The New York Times Editorial Page is now criticizing Obama for his swift move to the center. It begins with a complement (deserved): Senator Barack Obama stirred his legions of supporters, and raised our hopes, promising to change the old order of things. He spoke with passion about breaking out of the partisan mold of bickering and catering to special pleaders, promised to end President Bush’s abuses of power and subverting of the Constitution and disowned the big-money power brokers who have corrupted Washington politics.
The first point they make is alarming to me, more so than anything he has said or done since winning the nomination. The Board says: Now there seems to be a new Barack Obama on the hustings. First, he broke his promise to try to keep both major parties within public-financing limits for the general election. His team explained that, saying he had a grass-roots-based model and that while he was forgoing public money, he also was eschewing gold-plated fund-raisers.
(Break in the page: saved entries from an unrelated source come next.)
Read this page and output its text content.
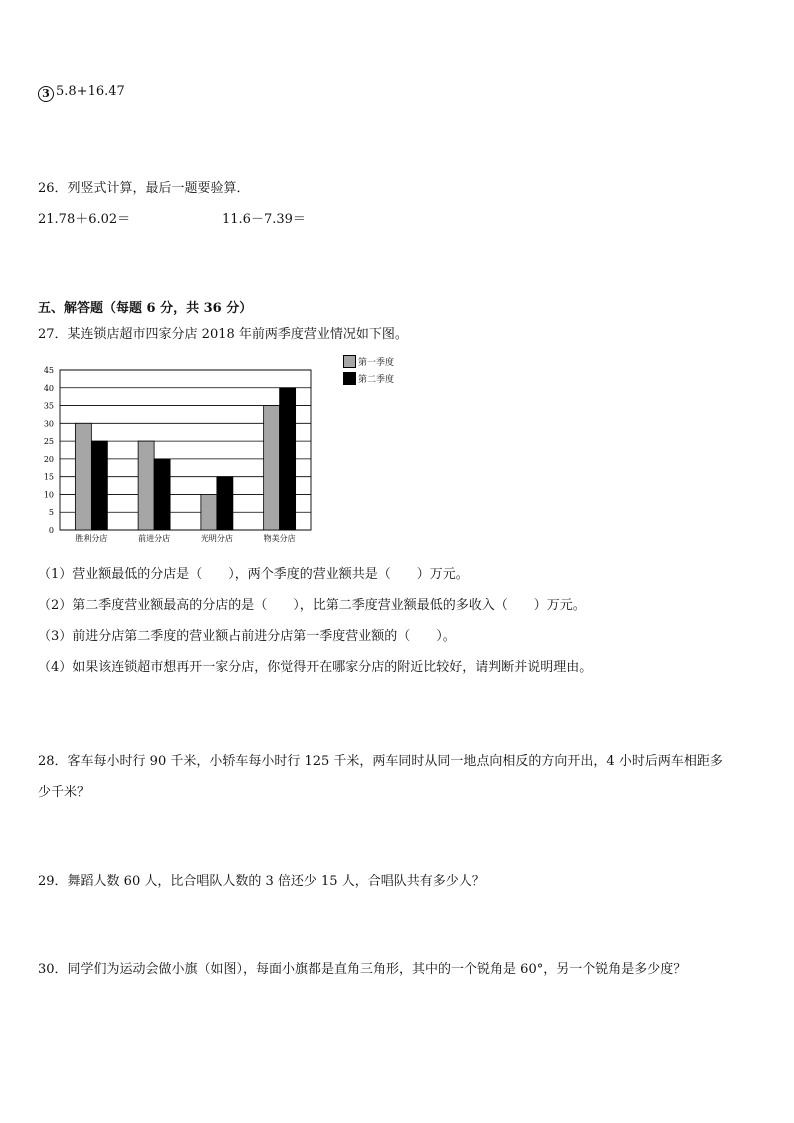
3 5.8+16.47
26．列竖式计算，最后一题要验算．
21.78＋6.02＝	11.6－7.39＝
五、解答题（每题 6 分，共 36 分）
27．某连锁店超市四家分店 2018 年前两季度营业情况如下图。
0
5
10
15
20
25
30
35
40
45
胜利分店	前进分店	光明分店	物美分店
第一季度
第二季度
（1）营业额最低的分店是（　　），两个季度的营业额共是（　　）万元。
（2）第二季度营业额最高的分店的是（　　），比第二季度营业额最低的多收入（　　）万元。
（3）前进分店第二季度的营业额占前进分店第一季度营业额的（　　）。
（4）如果该连锁超市想再开一家分店，你觉得开在哪家分店的附近比较好，请判断并说明理由。
28．客车每小时行 90 千米，小轿车每小时行 125 千米，两车同时从同一地点向相反的方向开出，4 小时后两车相距多
少千米？
29．舞蹈人数 60 人，比合唱队人数的 3 倍还少 15 人，合唱队共有多少人？
30．同学们为运动会做小旗（如图），每面小旗都是直角三角形，其中的一个锐角是 60°，另一个锐角是多少度？
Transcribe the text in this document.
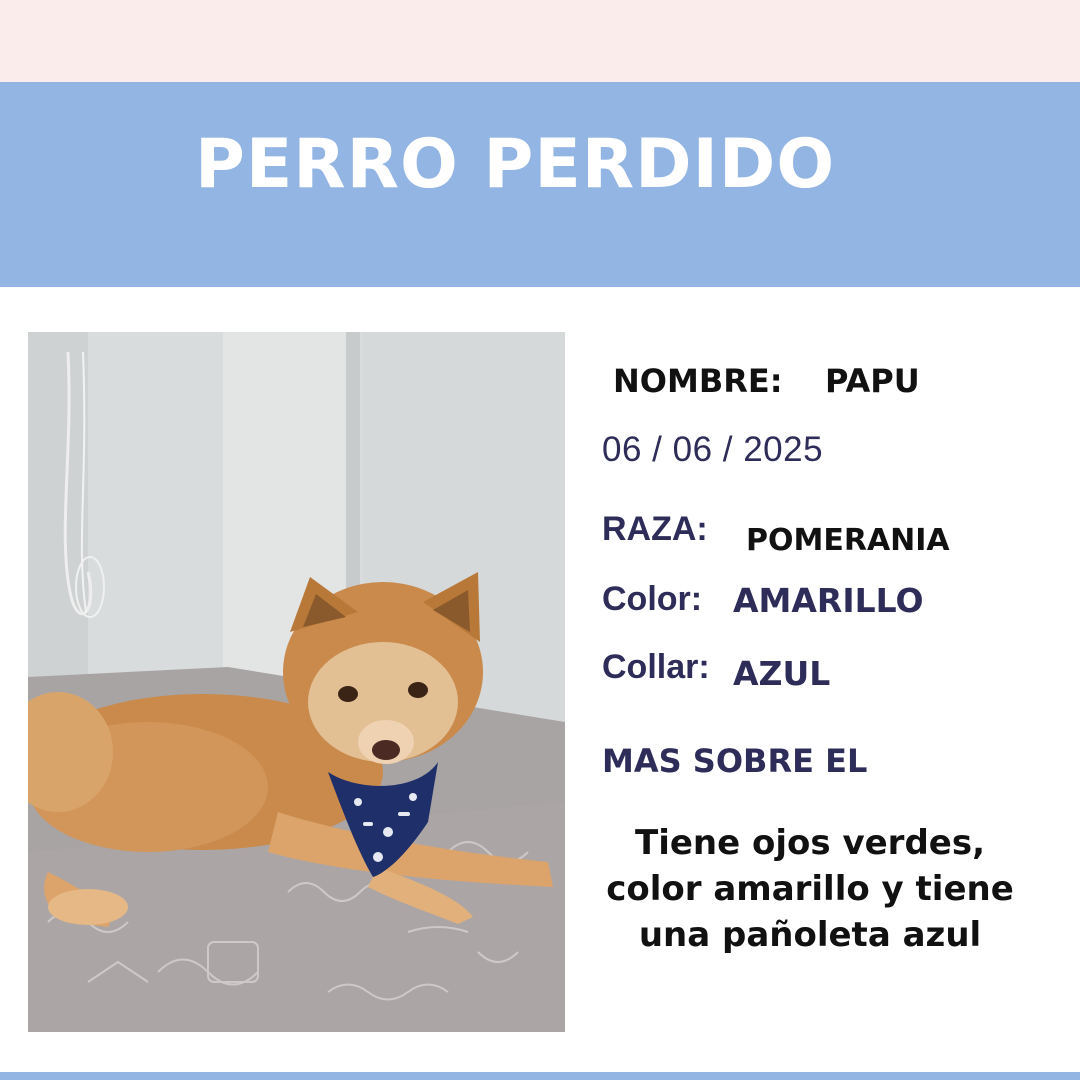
PERRO PERDIDO
NOMBRE: PAPU
06 / 06 / 2025
RAZA: POMERANIA
Color: AMARILLO
Collar: AZUL
MAS SOBRE EL
Tiene ojos verdes,
color amarillo y tiene
una pañoleta azul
These days he’s on a high-roller hunt.
Even his own chief money collector, Penny Pritzker, suggests that the magic of $20 donations from the Web was less a matter of principle than of scheduling. “We have not been able to have much of the senator’s time during the primaries, so we have had to rely more on the Internet,” she explained as she and her team busily scheduled more than a dozen big-ticket events over the next few weeks at which the target price for quality time with the candidate is more than $30,000 per person.
This is the #1 point why I did not automatically support Obama and was with Edwards for a while because the numbers did not lie. Though, Obama was raising bucket loads of money over the internet he still was raising money from large donors. Since the nomination he has "eschewed" the internet and gone the way of all politicians. What will be owed after these? Or more aptly, what is already owed? How about flip flops on the warrantless wiretaps. Who only knows what else?
The Editorial continues to target him for these flip flops and blasts him for the faith based policies as well as FISA, but leaves two huge issues for the end: the death penalty and gun control.
It ends with this: We are not shocked when a candidate moves to the center for the general election. But Mr. Obama’s shifts are striking because he was the candidate who proposed to change the face of politics, the man of passionate convictions who did not play old political games.
There are still vital differences between Mr. Obama and Senator John McCain on issues like the war in Iraq, taxes, health care and Supreme Court nominations. We don’t want any “redefining” on these big questions. This country needs change it can believe in.